The IKEMA study is a phase III randomised study in patients with relapsed myeloma comparing carfilzomib and dexamethasone, one of the standards of care, versus carfilzomib dexamethasone plus isatuximab. Isatuximab is a monoclonal antibody targeting CD38. Patients were enrolled when they had at least one prior line of treatment, one to three prior lines of treatment, and they received either carfilzomib and dexamethasone, Kd, at the dose of 56mg for carfilzomib, or the same combination plus isatuximab IV, 10mg/kg, weekly during the first cycle and subsequently every two weeks. The primary endpoint of the study was progression free survival and we have reported at EHA the pre-specified interim analysis for progression free survival.

The patient characteristics were well balanced in the two arms of the study. We had 10% of the patients above the age of 75, one fourth of the patients with high risk cytogenetics. The median number of prior lines of treatment was two and also 30% of the patients were refractory to lenalidomide at the time of study entry.

So the primary endpoint, PFS, the median PFS in the control arm, the Kd arm, was 19.1 months, so that’s a good control arm. When thinking about the pivotal study for the approval of Kd, the ENDEAVOR study, the median PFS was 18.7 months. So definitely a good Kd arm and if you are adding isatuximab we are improving progression free survival with a hazard ratio of 0.53. This is representing a 47% reduction in the risk of progression or death so definitely a very good hazard ratio in favour of the triplet combination. This PFS benefit was observed across all subgroups of patients and also as a secondary endpoint we looked at the depth of response. Overall response rate was very high in the two arms of the study but much higher in the isatuximab arm. We looked as well at minimal residual disease negativity and the rate of MRD negativity was 30% by NGS 10-5 in the isatuximab arm versus 13% only with Kd alone.
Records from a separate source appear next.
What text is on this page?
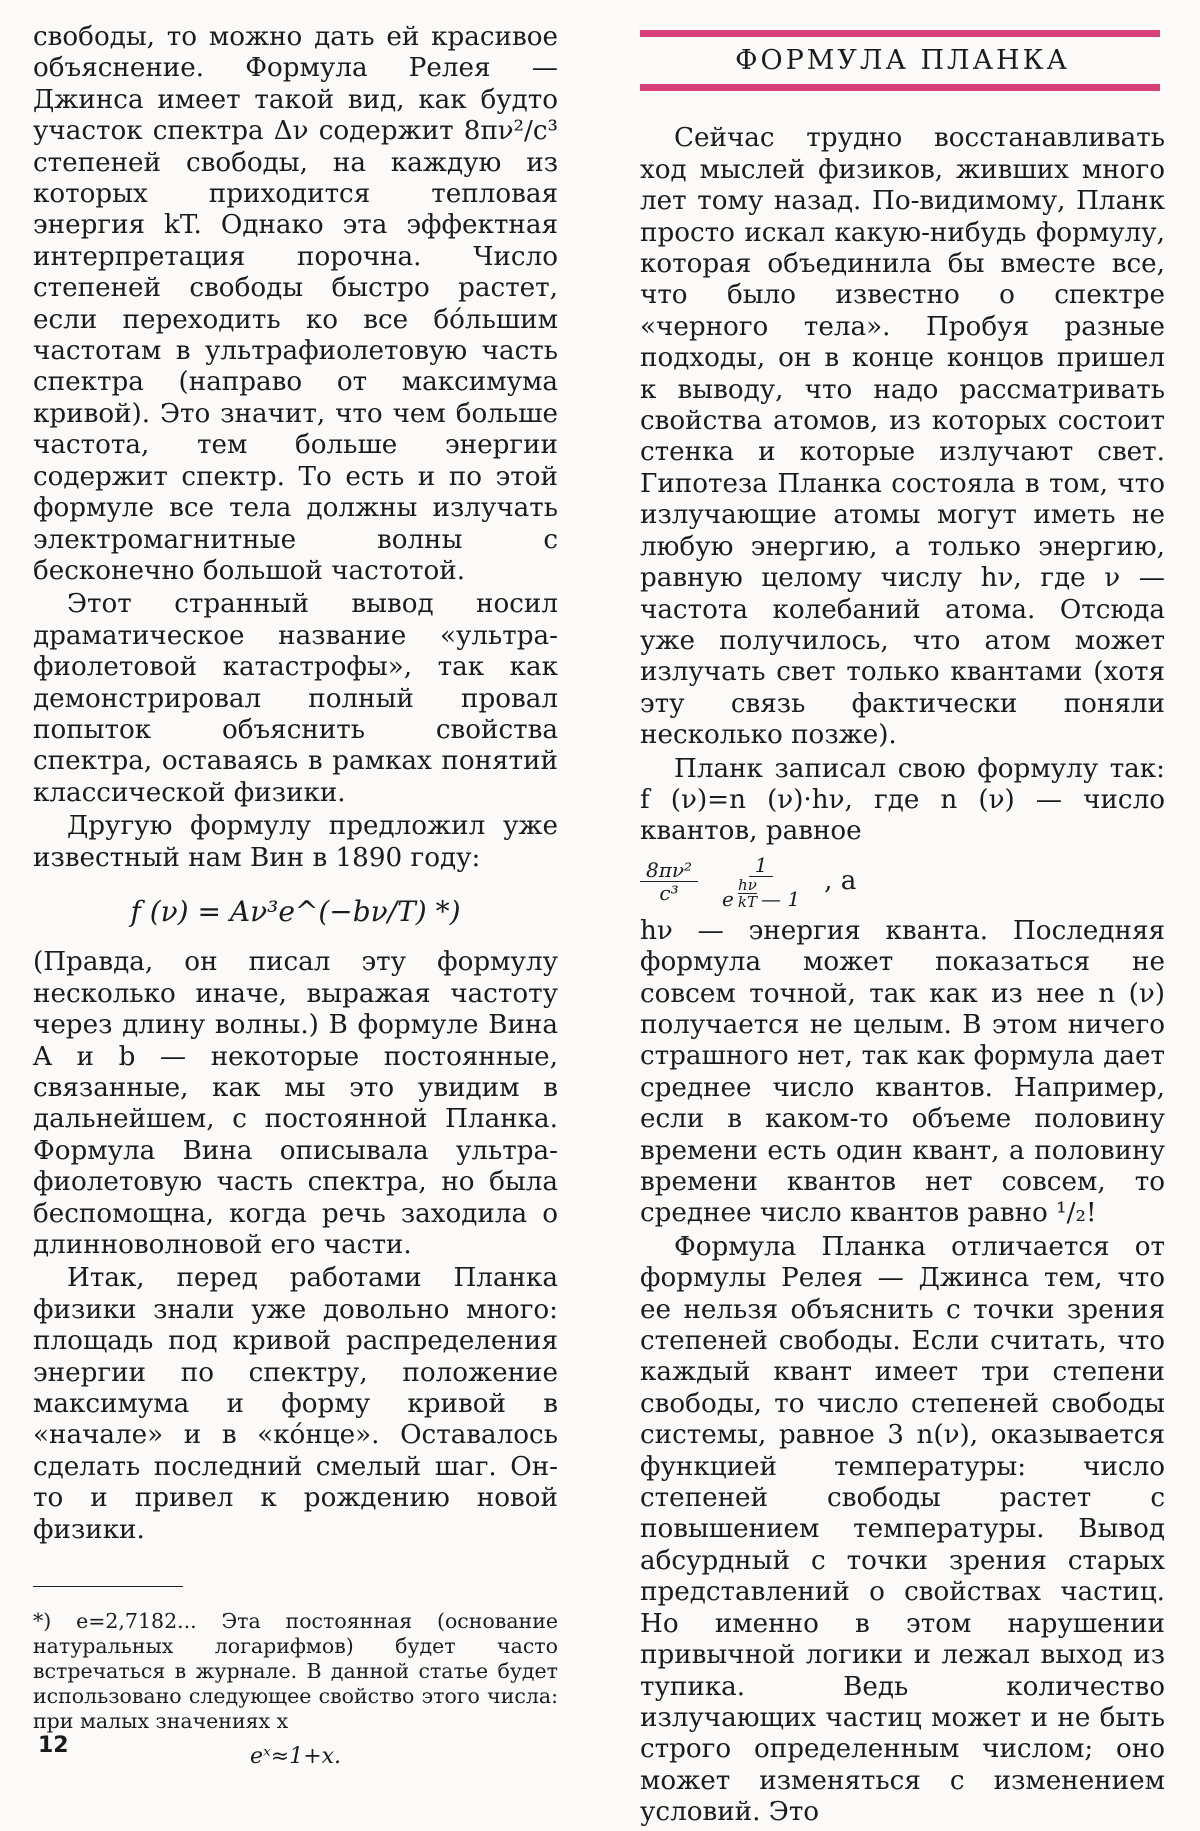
свободы, то можно дать ей красивое объяснение. Формула Релея — Джинса имеет такой вид, как будто участок спектра Δν содержит 8πν²/c³ степеней свободы, на каждую из которых приходится тепловая энергия kT. Однако эта эффектная интерпретация порочна. Число степеней свободы быстро растет, если переходить ко все бо́льшим частотам в ультрафиолетовую часть спектра (направо от максимума кривой). Это значит, что чем больше частота, тем больше энергии содержит спектр. То есть и по этой формуле все тела должны излучать электромагнитные волны с бесконечно большой частотой.

Этот странный вывод носил драматическое название «ультра-фиолетовой катастрофы», так как демонстрировал полный провал попыток объяснить свойства спектра, оставаясь в рамках понятий классической физики.

Другую формулу предложил уже известный нам Вин в 1890 году:

f (ν) = Aν³e^(−bν/T) *)

(Правда, он писал эту формулу несколько иначе, выражая частоту через длину волны.) В формуле Вина A и b — некоторые постоянные, связанные, как мы это увидим в дальнейшем, с постоянной Планка. Формула Вина описывала ультра-фиолетовую часть спектра, но была беспомощна, когда речь заходила о длинноволновой его части.

Итак, перед работами Планка физики знали уже довольно много: площадь под кривой распределения энергии по спектру, положение максимума и форму кривой в «начале» и в «ко́нце». Оставалось сделать последний смелый шаг. Он-то и привел к рождению новой физики.

*) e=2,7182... Эта постоянная (основание натуральных логарифмов) будет часто встречаться в журнале. В данной статье будет использовано следующее свойство этого числа: при малых значениях x
eˣ≈1+x.
12
ФОРМУЛА ПЛАНКА

Сейчас трудно восстанавливать ход мыслей физиков, живших много лет тому назад. По-видимому, Планк просто искал какую-нибудь формулу, которая объединила бы вместе все, что было известно о спектре «черного тела». Пробуя разные подходы, он в конце концов пришел к выводу, что надо рассматривать свойства атомов, из которых состоит стенка и которые излучают свет. Гипотеза Планка состояла в том, что излучающие атомы могут иметь не любую энергию, а только энергию, равную целому числу hν, где ν — частота колебаний атома. Отсюда уже получилось, что атом может излучать свет только квантами (хотя эту связь фактически поняли несколько позже).

Планк записал свою формулу так: f (ν)=n (ν)·hν, где n (ν) — число квантов, равное

$\frac{\text{8πν²}}{\text{c³}}$	1
e $\frac{h\nu}{kT}$ — 1
, а

hν — энергия кванта. Последняя формула может показаться не совсем точной, так как из нее n (ν) получается не целым. В этом ничего страшного нет, так как формула дает среднее число квантов. Например, если в каком-то объеме половину времени есть один квант, а половину времени квантов нет совсем, то среднее число квантов равно ¹/₂!

Формула Планка отличается от формулы Релея — Джинса тем, что ее нельзя объяснить с точки зрения степеней свободы. Если считать, что каждый квант имеет три степени свободы, то число степеней свободы системы, равное 3 n(ν), оказывается функцией температуры: число степеней свободы растет с повышением температуры. Вывод абсурдный с точки зрения старых представлений о свойствах частиц. Но именно в этом нарушении привычной логики и лежал выход из тупика. Ведь количество излучающих частиц может и не быть строго определенным числом; оно может изменяться с изменением условий. Это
Other secondary endpoints: time to next treatment was delayed, significantly delayed, with a hazard ratio of 0.56 in the isatuximab arm and also we looked at overall survival but those data are not mature because of the short follow-up. The study is ongoing and we will present overall survival data later.

What about now toxicity? With the addition of isatuximab we are not adding any significant toxicity. The discontinuation rate is identical in the two arms of the study. The fatal adverse event rates are also similar in both arms. The infusion related reactions with isatuximab were reported only during cycle 1 and only grade 1 or 2 so definitely the triplet combination is feasible and manageable.

So, to conclude, we can say that IKEMA met its primary endpoint with a significant benefit for progression free survival and this hazard ratio, this very good hazard ratio, of 0.53 with a benefit across multiple subgroups of patients. The safety profile is rather good, in fact, with a favourable risk benefit for patients with relapsed myeloma.

So this study potentially will be the pivotal study for the approval of Kd-isatuximab for relapsed myeloma.